In 2005, Yale began a groundbreaking program aimed at making an international experience possible for students of all income levels. Called the International Summer Award, it consisted of two parts. First, Yale funded a study abroad program or an international internship at a percentage relative to a student’s financial aid package. Second, Yale provided compensation to cover the Student Income Contribution for the following term, recognizing that students studying or working an unpaid internship would be unable to earn the expected $3,050 over the summer.

Called the “ISA-SIC” (if it only covered the income contribution) and the “ISA-SIC Plus” (if it also covered a percentage of the program cost), the award was a powerful statement of Yale’s commitment to global participation and equal opportunity.

This year, Yale quietly eliminated SIC compensation from the 2015 ISA. Further, if a student receives outside grants, the new policy reduces the ISA award once the student’s program budget has been reached, not allowing the student to use the extra funds toward the SIC. This regressive policy change places a significant burden on high-need students.

The hypotheticals are easy to imagine. Consider Sarah, a Yale student with 95 percent ISA eligibility. Brilliant Sarah got her dream Yale-coordinated internship this year, working to protect reindeer in Denmark. The Yale estimated budget for a Denmark internship, including housing, airfare, health insurance, food and work commute is $6,155. Using the ISA calculation, percent eligibility times program budget, the student would receive $5,847.

Based on the Yale-estimated SIC, however, this student would find herself short nearly $3,000 dollars when she returned to campus in the fall. This means she might be unable to pay for books, supplies or travel to and from New Haven.

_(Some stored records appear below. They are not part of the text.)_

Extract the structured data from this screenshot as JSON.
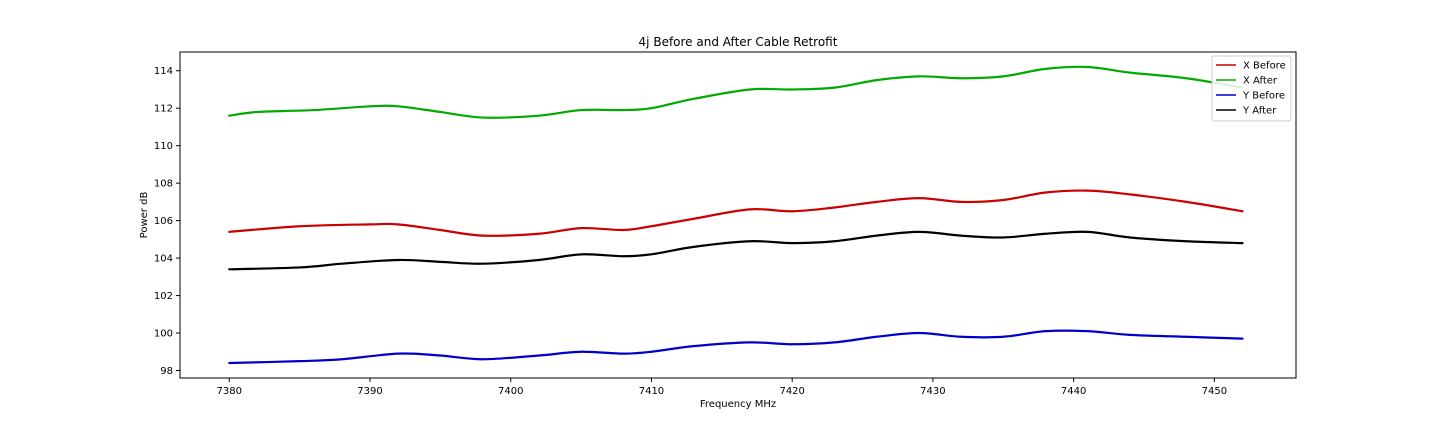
{
  "chart_data": {
    "type": "line",
    "title": "4j Before and After Cable Retrofit",
    "xlabel": "Frequency MHz",
    "ylabel": "Power dB",
    "xlim": [
      7376.5,
      7455.8
    ],
    "ylim": [
      97.6,
      115.0
    ],
    "xticks": [
      7380,
      7390,
      7400,
      7410,
      7420,
      7430,
      7440,
      7450
    ],
    "yticks": [
      98,
      100,
      102,
      104,
      106,
      108,
      110,
      112,
      114
    ],
    "grid": false,
    "legend_position": "top-right",
    "series": [
      {
        "name": "X Before",
        "color": "#cc0000",
        "x": [
          7380,
          7385,
          7390,
          7392,
          7395,
          7398,
          7402,
          7405,
          7408,
          7410,
          7413,
          7417,
          7420,
          7423,
          7426,
          7429,
          7432,
          7435,
          7438,
          7441,
          7444,
          7448,
          7452
        ],
        "y": [
          105.4,
          105.7,
          105.8,
          105.8,
          105.5,
          105.2,
          105.3,
          105.6,
          105.5,
          105.7,
          106.1,
          106.6,
          106.5,
          106.7,
          107.0,
          107.2,
          107.0,
          107.1,
          107.5,
          107.6,
          107.4,
          107.0,
          106.5
        ]
      },
      {
        "name": "X After",
        "color": "#00aa00",
        "x": [
          7380,
          7382,
          7386,
          7390,
          7392,
          7395,
          7398,
          7402,
          7405,
          7408,
          7410,
          7413,
          7417,
          7420,
          7423,
          7426,
          7429,
          7432,
          7435,
          7438,
          7441,
          7444,
          7448,
          7452
        ],
        "y": [
          111.6,
          111.8,
          111.9,
          112.1,
          112.1,
          111.8,
          111.5,
          111.6,
          111.9,
          111.9,
          112.0,
          112.5,
          113.0,
          113.0,
          113.1,
          113.5,
          113.7,
          113.6,
          113.7,
          114.1,
          114.2,
          113.9,
          113.6,
          113.1
        ]
      },
      {
        "name": "Y Before",
        "color": "#0000cc",
        "x": [
          7380,
          7385,
          7388,
          7392,
          7395,
          7398,
          7402,
          7405,
          7408,
          7410,
          7413,
          7417,
          7420,
          7423,
          7426,
          7429,
          7432,
          7435,
          7438,
          7441,
          7444,
          7448,
          7452
        ],
        "y": [
          98.4,
          98.5,
          98.6,
          98.9,
          98.8,
          98.6,
          98.8,
          99.0,
          98.9,
          99.0,
          99.3,
          99.5,
          99.4,
          99.5,
          99.8,
          100.0,
          99.8,
          99.8,
          100.1,
          100.1,
          99.9,
          99.8,
          99.7
        ]
      },
      {
        "name": "Y After",
        "color": "#000000",
        "x": [
          7380,
          7385,
          7388,
          7392,
          7395,
          7398,
          7402,
          7405,
          7408,
          7410,
          7413,
          7417,
          7420,
          7423,
          7426,
          7429,
          7432,
          7435,
          7438,
          7441,
          7444,
          7448,
          7452
        ],
        "y": [
          103.4,
          103.5,
          103.7,
          103.9,
          103.8,
          103.7,
          103.9,
          104.2,
          104.1,
          104.2,
          104.6,
          104.9,
          104.8,
          104.9,
          105.2,
          105.4,
          105.2,
          105.1,
          105.3,
          105.4,
          105.1,
          104.9,
          104.8
        ]
      }
    ]
  }
}
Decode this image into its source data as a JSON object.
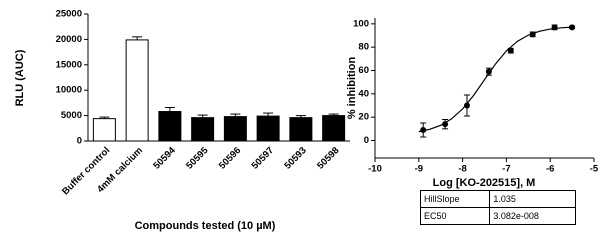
{
  "chart_data": [
    {
      "type": "bar",
      "y_label": "RLU (AUC)",
      "x_label": "Compounds tested (10 µM)",
      "categories": [
        "Buffer control",
        "4mM calcium",
        "50594",
        "50595",
        "50596",
        "50597",
        "50593",
        "50598"
      ],
      "values": [
        4400,
        19900,
        5800,
        4600,
        4800,
        4900,
        4600,
        5000
      ],
      "errors": [
        300,
        600,
        800,
        500,
        500,
        600,
        400,
        300
      ],
      "colors": [
        "#ffffff",
        "#ffffff",
        "#000000",
        "#000000",
        "#000000",
        "#000000",
        "#000000",
        "#000000"
      ],
      "ylim": [
        0,
        25000
      ],
      "yticks": [
        0,
        5000,
        10000,
        15000,
        20000,
        25000
      ]
    },
    {
      "type": "scatter",
      "y_label": "% inhibition",
      "x_label": "Log [KO-202515], M",
      "x": [
        -8.9,
        -8.4,
        -7.9,
        -7.4,
        -6.9,
        -6.4,
        -5.9,
        -5.5
      ],
      "values": [
        9,
        14,
        30,
        59,
        77,
        91,
        97,
        97
      ],
      "errors": [
        6,
        4,
        9,
        3,
        2,
        2,
        2,
        1
      ],
      "color": "#000000",
      "fit": {
        "x": [
          -9,
          -8.75,
          -8.5,
          -8.25,
          -8,
          -7.75,
          -7.5,
          -7.25,
          -7,
          -6.75,
          -6.5,
          -6.25,
          -6,
          -5.75,
          -5.5
        ],
        "values": [
          7.6,
          9.6,
          13.0,
          18.6,
          27.1,
          38.6,
          52.1,
          65.5,
          76.8,
          85.0,
          90.3,
          93.6,
          95.5,
          96.6,
          97.2
        ]
      },
      "xlim": [
        -10,
        -5
      ],
      "xticks": [
        -10,
        -9,
        -8,
        -7,
        -6,
        -5
      ],
      "ylim": [
        -15,
        105
      ],
      "yticks": [
        0,
        20,
        40,
        60,
        80,
        100
      ]
    }
  ],
  "table": {
    "rows": [
      [
        "HillSlope",
        "1.035"
      ],
      [
        "EC50",
        "3.082e-008"
      ]
    ]
  }
}
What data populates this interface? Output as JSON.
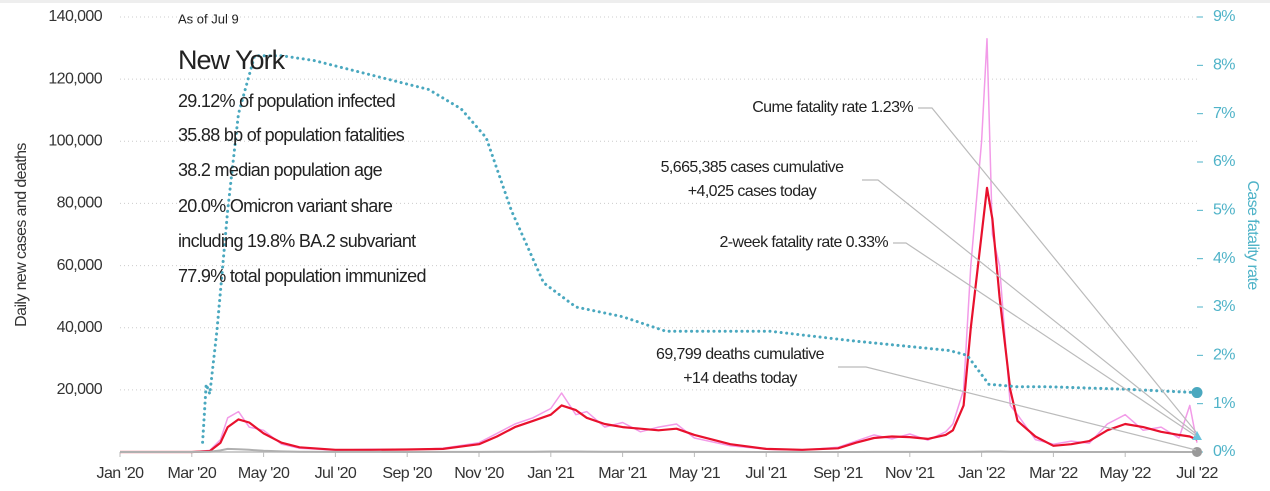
{
  "chart_data": {
    "type": "line",
    "ylabel": "Daily new cases and deaths",
    "y2label": "Case fatality rate",
    "info": {
      "date": "As of Jul 9",
      "title": "New York",
      "lines": [
        "29.12% of population infected",
        "35.88 bp of population fatalities",
        "38.2 median population age",
        "20.0% Omicron variant share",
        "including 19.8% BA.2 subvariant",
        "77.9% total population immunized"
      ]
    },
    "annotations": [
      [
        "Cume fatality rate 1.23%"
      ],
      [
        "5,665,385 cases cumulative",
        "+4,025 cases today"
      ],
      [
        "2-week fatality rate 0.33%"
      ],
      [
        "69,799 deaths cumulative",
        "+14 deaths today"
      ]
    ],
    "xlim": [
      0,
      30
    ],
    "xticks": [
      {
        "value": 0,
        "label": "Jan '20"
      },
      {
        "value": 2,
        "label": "Mar '20"
      },
      {
        "value": 4,
        "label": "May '20"
      },
      {
        "value": 6,
        "label": "Jul '20"
      },
      {
        "value": 8,
        "label": "Sep '20"
      },
      {
        "value": 10,
        "label": "Nov '20"
      },
      {
        "value": 12,
        "label": "Jan '21"
      },
      {
        "value": 14,
        "label": "Mar '21"
      },
      {
        "value": 16,
        "label": "May '21"
      },
      {
        "value": 18,
        "label": "Jul '21"
      },
      {
        "value": 20,
        "label": "Sep '21"
      },
      {
        "value": 22,
        "label": "Nov '21"
      },
      {
        "value": 24,
        "label": "Jan '22"
      },
      {
        "value": 26,
        "label": "Mar '22"
      },
      {
        "value": 28,
        "label": "May '22"
      },
      {
        "value": 30,
        "label": "Jul '22"
      }
    ],
    "ylim": [
      0,
      140000
    ],
    "yticks": [
      {
        "value": 20000,
        "label": "20,000"
      },
      {
        "value": 40000,
        "label": "40,000"
      },
      {
        "value": 60000,
        "label": "60,000"
      },
      {
        "value": 80000,
        "label": "80,000"
      },
      {
        "value": 100000,
        "label": "100,000"
      },
      {
        "value": 120000,
        "label": "120,000"
      },
      {
        "value": 140000,
        "label": "140,000"
      }
    ],
    "y2lim": [
      0,
      9
    ],
    "y2ticks": [
      {
        "value": 0,
        "label": "0%"
      },
      {
        "value": 1,
        "label": "1%"
      },
      {
        "value": 2,
        "label": "2%"
      },
      {
        "value": 3,
        "label": "3%"
      },
      {
        "value": 4,
        "label": "4%"
      },
      {
        "value": 5,
        "label": "5%"
      },
      {
        "value": 6,
        "label": "6%"
      },
      {
        "value": 7,
        "label": "7%"
      },
      {
        "value": 8,
        "label": "8%"
      },
      {
        "value": 9,
        "label": "9%"
      }
    ],
    "grid": true,
    "two_week_fatality_rate": 0.33,
    "x": [
      0,
      1,
      2,
      2.5,
      2.8,
      3,
      3.3,
      3.6,
      4,
      4.5,
      5,
      6,
      7,
      8,
      9,
      10,
      10.5,
      11,
      11.5,
      12,
      12.3,
      12.7,
      13,
      13.5,
      14,
      14.5,
      15,
      15.5,
      16,
      17,
      18,
      19,
      20,
      20.5,
      21,
      21.5,
      22,
      22.5,
      23,
      23.2,
      23.5,
      23.7,
      24,
      24.15,
      24.3,
      24.5,
      24.8,
      25,
      25.5,
      26,
      26.5,
      27,
      27.5,
      28,
      28.5,
      29,
      29.5,
      29.8,
      30
    ],
    "series": [
      {
        "color": "#f29be8",
        "width": 1.5,
        "values": [
          0,
          0,
          0,
          500,
          4000,
          11000,
          13000,
          8000,
          7000,
          2500,
          1200,
          600,
          900,
          700,
          1200,
          3000,
          6000,
          9000,
          11000,
          14000,
          19000,
          12000,
          13000,
          8000,
          9500,
          6500,
          8000,
          9000,
          4500,
          2000,
          900,
          600,
          1500,
          3500,
          5500,
          4200,
          5800,
          3800,
          6500,
          9000,
          20000,
          60000,
          100000,
          133000,
          70000,
          60000,
          15000,
          12000,
          4000,
          2500,
          3500,
          2800,
          9000,
          12000,
          7000,
          8000,
          4500,
          15000,
          3000
        ]
      },
      {
        "color": "#e8112d",
        "width": 2.2,
        "values": [
          0,
          0,
          0,
          300,
          3000,
          8000,
          10500,
          9500,
          6000,
          3000,
          1500,
          700,
          700,
          800,
          1000,
          2500,
          5000,
          8000,
          10000,
          12000,
          15000,
          13500,
          11000,
          9000,
          8000,
          7500,
          7000,
          7500,
          5500,
          2500,
          1000,
          700,
          1200,
          3000,
          4500,
          5000,
          4800,
          4200,
          5500,
          7000,
          15000,
          40000,
          70000,
          85000,
          75000,
          50000,
          20000,
          10000,
          5000,
          2000,
          2500,
          3500,
          7000,
          9000,
          8000,
          6500,
          5500,
          5000,
          4000
        ]
      },
      {
        "color": "#b0b0b0",
        "width": 2,
        "values": [
          0,
          0,
          0,
          100,
          500,
          1000,
          900,
          700,
          400,
          200,
          60,
          25,
          20,
          15,
          20,
          30,
          60,
          80,
          110,
          150,
          160,
          150,
          120,
          90,
          70,
          60,
          55,
          50,
          40,
          20,
          8,
          6,
          10,
          15,
          25,
          30,
          30,
          28,
          30,
          40,
          60,
          90,
          130,
          160,
          170,
          150,
          110,
          70,
          35,
          20,
          10,
          8,
          15,
          25,
          25,
          20,
          15,
          12,
          10
        ]
      },
      {
        "color": "#4aa8bf",
        "width": 3,
        "axis": "y2",
        "x": [
          2.3,
          2.4,
          2.5,
          2.7,
          3.0,
          3.3,
          3.75,
          4.5,
          5.4,
          7,
          8.6,
          9.5,
          10.2,
          10.9,
          11.8,
          12.7,
          14,
          15.2,
          18.1,
          20.4,
          23.1,
          23.6,
          23.8,
          24.2,
          25,
          25.9,
          28,
          30
        ],
        "values": [
          0.2,
          1.4,
          1.2,
          2.5,
          5,
          7,
          8.2,
          8.2,
          8.1,
          7.8,
          7.5,
          7.1,
          6.5,
          5,
          3.5,
          3,
          2.8,
          2.5,
          2.5,
          2.3,
          2.1,
          2,
          1.8,
          1.4,
          1.35,
          1.35,
          1.3,
          1.23
        ]
      }
    ]
  }
}
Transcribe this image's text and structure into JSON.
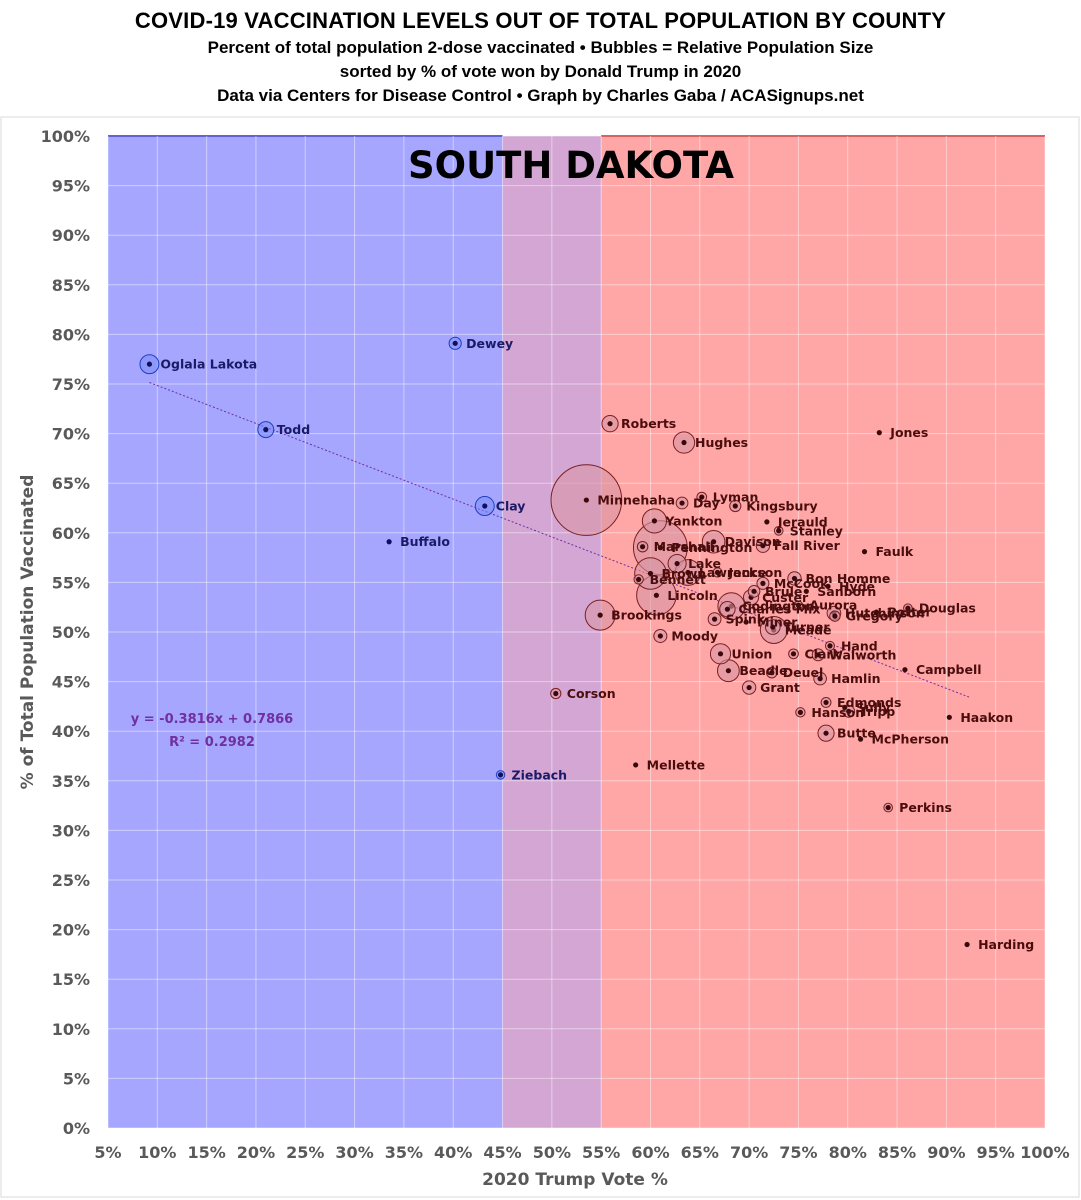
{
  "header": {
    "title": "COVID-19 VACCINATION LEVELS OUT OF TOTAL POPULATION BY COUNTY",
    "subtitle_1": "Percent of total population 2-dose vaccinated • Bubbles = Relative Population Size",
    "subtitle_2": "sorted by % of vote won by Donald Trump in 2020",
    "subtitle_3": "Data via Centers for Disease Control • Graph by Charles Gaba / ACASignups.net"
  },
  "chart_data": {
    "type": "scatter",
    "title": "SOUTH DAKOTA",
    "xlabel": "2020 Trump Vote %",
    "ylabel": "% of Total Population Vaccinated",
    "xlim": [
      5,
      100
    ],
    "ylim": [
      0,
      100
    ],
    "x_ticks": [
      "5%",
      "10%",
      "15%",
      "20%",
      "25%",
      "30%",
      "35%",
      "40%",
      "45%",
      "50%",
      "55%",
      "60%",
      "65%",
      "70%",
      "75%",
      "80%",
      "85%",
      "90%",
      "95%",
      "100%"
    ],
    "y_ticks": [
      "0%",
      "5%",
      "10%",
      "15%",
      "20%",
      "25%",
      "30%",
      "35%",
      "40%",
      "45%",
      "50%",
      "55%",
      "60%",
      "65%",
      "70%",
      "75%",
      "80%",
      "85%",
      "90%",
      "95%",
      "100%"
    ],
    "grid": true,
    "background_bands": [
      {
        "from": 5,
        "to": 45,
        "color": "#a6a6ff"
      },
      {
        "from": 45,
        "to": 55,
        "color": "#d4a6d4"
      },
      {
        "from": 55,
        "to": 100,
        "color": "#ffa6a6"
      }
    ],
    "trendline": {
      "equation": "y = -0.3816x + 0.7866",
      "r_squared": "R² = 0.2982",
      "slope": -0.3816,
      "intercept": 0.7866,
      "x_range": [
        9.2,
        92.3
      ],
      "color": "#7030a0"
    },
    "points": [
      {
        "name": "Oglala Lakota",
        "x": 9.2,
        "y": 77.0,
        "size": 14000
      },
      {
        "name": "Dewey",
        "x": 40.2,
        "y": 79.1,
        "size": 5800
      },
      {
        "name": "Todd",
        "x": 21.0,
        "y": 70.4,
        "size": 9900
      },
      {
        "name": "Clay",
        "x": 43.2,
        "y": 62.7,
        "size": 14000
      },
      {
        "name": "Buffalo",
        "x": 33.5,
        "y": 59.1,
        "size": 1900
      },
      {
        "name": "Corson",
        "x": 50.4,
        "y": 43.8,
        "size": 4100
      },
      {
        "name": "Ziebach",
        "x": 44.8,
        "y": 35.6,
        "size": 2800
      },
      {
        "name": "Minnehaha",
        "x": 53.5,
        "y": 63.3,
        "size": 195000
      },
      {
        "name": "Roberts",
        "x": 55.9,
        "y": 71.0,
        "size": 10300
      },
      {
        "name": "Hughes",
        "x": 63.4,
        "y": 69.1,
        "size": 17700
      },
      {
        "name": "Jones",
        "x": 83.2,
        "y": 70.1,
        "size": 900
      },
      {
        "name": "Lyman",
        "x": 65.2,
        "y": 63.6,
        "size": 3700
      },
      {
        "name": "Day",
        "x": 63.2,
        "y": 63.0,
        "size": 5400
      },
      {
        "name": "Kingsbury",
        "x": 68.6,
        "y": 62.7,
        "size": 4900
      },
      {
        "name": "Yankton",
        "x": 60.4,
        "y": 61.2,
        "size": 22800
      },
      {
        "name": "Jerauld",
        "x": 71.8,
        "y": 61.1,
        "size": 1900
      },
      {
        "name": "Stanley",
        "x": 73.0,
        "y": 60.2,
        "size": 2900
      },
      {
        "name": "Marshall",
        "x": 59.2,
        "y": 58.6,
        "size": 4300
      },
      {
        "name": "Pennington",
        "x": 61.0,
        "y": 58.5,
        "size": 113000
      },
      {
        "name": "Davison",
        "x": 66.4,
        "y": 59.1,
        "size": 19800
      },
      {
        "name": "Fall River",
        "x": 71.4,
        "y": 58.7,
        "size": 7000
      },
      {
        "name": "Faulk",
        "x": 81.7,
        "y": 58.1,
        "size": 2300
      },
      {
        "name": "Lake",
        "x": 62.7,
        "y": 56.9,
        "size": 12800
      },
      {
        "name": "Lawrence",
        "x": 63.8,
        "y": 56.0,
        "size": 26000
      },
      {
        "name": "Jackson",
        "x": 66.8,
        "y": 56.0,
        "size": 3300
      },
      {
        "name": "Brown",
        "x": 60.0,
        "y": 55.9,
        "size": 38800
      },
      {
        "name": "Bennett",
        "x": 58.8,
        "y": 55.3,
        "size": 3400
      },
      {
        "name": "Bon Homme",
        "x": 74.6,
        "y": 55.4,
        "size": 7000
      },
      {
        "name": "McCook",
        "x": 71.4,
        "y": 54.9,
        "size": 5600
      },
      {
        "name": "Hyde",
        "x": 78.0,
        "y": 54.6,
        "size": 1300
      },
      {
        "name": "Sanborn",
        "x": 75.8,
        "y": 54.1,
        "size": 2300
      },
      {
        "name": "Brule",
        "x": 70.5,
        "y": 54.1,
        "size": 5300
      },
      {
        "name": "Custer",
        "x": 70.2,
        "y": 53.5,
        "size": 9000
      },
      {
        "name": "Lincoln",
        "x": 60.6,
        "y": 53.7,
        "size": 61000
      },
      {
        "name": "Codington",
        "x": 68.2,
        "y": 52.6,
        "size": 28300
      },
      {
        "name": "Aurora",
        "x": 75.0,
        "y": 52.7,
        "size": 2700
      },
      {
        "name": "Charles Mix",
        "x": 67.8,
        "y": 52.3,
        "size": 9300
      },
      {
        "name": "Hutchinson",
        "x": 78.6,
        "y": 51.9,
        "size": 7300
      },
      {
        "name": "Potter",
        "x": 82.9,
        "y": 52.0,
        "size": 2200
      },
      {
        "name": "Douglas",
        "x": 86.1,
        "y": 52.4,
        "size": 2900
      },
      {
        "name": "Gregory",
        "x": 78.7,
        "y": 51.6,
        "size": 4200
      },
      {
        "name": "Brookings",
        "x": 54.9,
        "y": 51.7,
        "size": 35000
      },
      {
        "name": "Spink",
        "x": 66.5,
        "y": 51.3,
        "size": 6400
      },
      {
        "name": "Miner",
        "x": 69.7,
        "y": 51.0,
        "size": 2200
      },
      {
        "name": "Turner",
        "x": 72.4,
        "y": 50.5,
        "size": 8400
      },
      {
        "name": "Meade",
        "x": 72.5,
        "y": 50.2,
        "size": 28300
      },
      {
        "name": "Moody",
        "x": 61.0,
        "y": 49.6,
        "size": 6600
      },
      {
        "name": "Hand",
        "x": 78.2,
        "y": 48.6,
        "size": 3200
      },
      {
        "name": "Clark",
        "x": 74.5,
        "y": 47.8,
        "size": 3700
      },
      {
        "name": "Walworth",
        "x": 77.0,
        "y": 47.7,
        "size": 5400
      },
      {
        "name": "Union",
        "x": 67.1,
        "y": 47.8,
        "size": 15900
      },
      {
        "name": "Campbell",
        "x": 85.8,
        "y": 46.2,
        "size": 1400
      },
      {
        "name": "Beadle",
        "x": 67.9,
        "y": 46.1,
        "size": 18500
      },
      {
        "name": "Deuel",
        "x": 72.3,
        "y": 45.9,
        "size": 4300
      },
      {
        "name": "Hamlin",
        "x": 77.2,
        "y": 45.3,
        "size": 6200
      },
      {
        "name": "Grant",
        "x": 70.0,
        "y": 44.4,
        "size": 7000
      },
      {
        "name": "Edmonds",
        "x": 77.8,
        "y": 42.9,
        "size": 3800
      },
      {
        "name": "Sully",
        "x": 79.7,
        "y": 42.4,
        "size": 1400
      },
      {
        "name": "Tripp",
        "x": 80.1,
        "y": 42.0,
        "size": 5400
      },
      {
        "name": "Hanson",
        "x": 75.2,
        "y": 41.9,
        "size": 3400
      },
      {
        "name": "Haakon",
        "x": 90.3,
        "y": 41.4,
        "size": 1900
      },
      {
        "name": "Butte",
        "x": 77.8,
        "y": 39.8,
        "size": 10200
      },
      {
        "name": "McPherson",
        "x": 81.3,
        "y": 39.2,
        "size": 2400
      },
      {
        "name": "Mellette",
        "x": 58.5,
        "y": 36.6,
        "size": 2100
      },
      {
        "name": "Perkins",
        "x": 84.1,
        "y": 32.3,
        "size": 2900
      },
      {
        "name": "Harding",
        "x": 92.1,
        "y": 18.5,
        "size": 1300
      }
    ]
  }
}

If only Sarah had decided to go abroad last year instead. She then would have received the ISA-SIC Plus, which on top of the $5,847 from the program budget, would have provided prorated funds to make up for the lost income incurred by going abroad.

Tabling for this article’s purposes the arguments against the SIC itself, the change in ISA policy fundamentally tarnishes Yale’s mission to allow students with significant financial need an international experience. Many students cannot afford to lose a summer of income.

Perhaps all is not lost for poor Sarah. She could still apply for fellowships to replace her lack of earnings, right? Not so with the ISA: “a student’s total scholarships, fellowships and salary cannot exceed the total program budget.” Any additional funds Sarah earns would cap at $6,155, and the ISA would be reduced by the amount of the surplus. According to the information I received from the financial aid office, this applies equally to fellowships that include “earnings replacement” as an explicit purpose. This rule effectively and illogically prevents even outside sources from assisting with the SIC. Even if Yale believes the SIC shouldn’t be included in the ISA, the least they could do is not hamper external funding for that purpose.

Yale defends this policy change in two ways. First, they have raised the overall cap on funding by $500, to $10,500. Practically, this means that if your program ends up costing $12,000 and you have high enough eligibility, you will receive $10,500 rather than $10,000. Obviously, for the handful of programs with this higher cost, the change is a marginally beneficial one. However, the cap is high enough that it ends up not applying to any of the international internships’ budgets and less than half of the study abroad options. I can’t shake the feeling that, because the dollar amount increase is so small in comparison with cutting the SIC coverage, the raised cap is largely symbolic.

Second, since students received the award as a lump sum in May, most ended up using the SIC funds during their summer abroad, rather than for school the next term. I completely understand this criticism, but Yale’s chosen remedy is extreme. It it’s broke, fix it, don’t eliminate it. Perhaps Yale could tie the SIC Plus to percent eligibility rather than pro-rated based on time. That would be a more direct proxy for those who would need the funding the following year.

Reading literature on the ISA, it’s clear Yale is proud of the program. In 2010, for example, the annual CIPE report noted that funding the ISA-SIC Plus “at a time of financial constraint is an indication of the extent to which international experience for undergraduates is a core component in the plan for a global Yale.”

Yale was right to be proud. The ISA-SIC Plus showed the institution at its best. As a junior with high eligibility who was offered his dream international internship this summer, I mourn its elimination. As a member of the Yale community who believes in promoting equal opportunity and global experience, I would anyway.